No regrets, but I miss my Parade of memory: the pageantry, the pride, the bagpipes the bars. But not my fellow marchers, I have to say. When cops drank afterward at the Emerald Society Bash at the cavernous St. George Greek Orthodox Church on Ninth Avenue at 60th Street, then later at the Irish bars along Second and Third Avenues from 86th Street on down to the last stop, Molloy Malone’s at 22nd Street—we’d be shouting at each other over the din of the pipers parading up and down the aisles while ‘Danny Boy’ and ‘The Wild Colonial Boy’ blared simultaneously from jukeboxes. You got tired, hoarse and drunk, in no particular order. Being in my 40s, I’d grow impatient with my comrades, but make allowances for the policewomen.
Finbar Devine |
Albany is still held hard by a Tammany Hall-style Democratic Party. Not surprising when you consider that the City has been run by a total of three Mayors in the past 72 years. Erastus Corning, the first, held sway from 1941 till his death in 1982. He was a very hands-on politician as was the real power behind the throne, Boss Dan O’Connell, who ran the Democratic Party like his private fiefdom for even longer, till he died in 1977. Next was Mayor Thomas Whalen, in office a mere ten years, till Jerry Jennings took over twenty years ago and shows no sign of leaving. Although there are some black leaders in Albany—all Councilmen or women—this is definitely not a New York City kind of City Council. By some sleight of hand in revising the City Charter awhile back, Mayor Jennings must approve whatever the Council passes. No wonder he is loathe to leave. Blacks comprise one-third of the population of Albany, which is 94,000-plus, but have zero political clout. The Irish and Italians, the longtime residents, wield local power. Whenever I take a ride in the black urban ghettos of this City—Arbor Hill, West Hill, the South End—I come away wanting to get Al Sharpton on the horn and tell him he’s urgently needed.

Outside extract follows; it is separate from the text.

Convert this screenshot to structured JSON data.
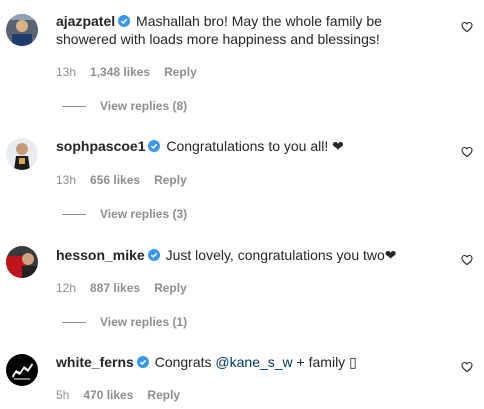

How describe the Irishness of Albany today? I’d say bland, washed-out. I had to drive nine miles to a venerable Italian restaurant in the Lansingburg section of Troy last St. Patrick’s Day to get a good plate of Corned Beef and Cabbage. Yet, there is a vestige of Old Irish Albany. I think of him as The Last Irishman, the novelist William Kennedy. He put Albany on the literary map in the early 1980s with his cycle of Albany novels: “Legs,” “Billy Phelan’s Greatest Game” and “Ironweed.” There’s no better guide to Albany’s labyrinthine politics than Kennedy’s novel, “Roscoe.” And for the global view, “O Albany,” his encyclopedic biography of his hometown.
Maybe I’m just at an age where a seat at the Ringling Brother Barnum & Bailey Circus beats standing room at any parade.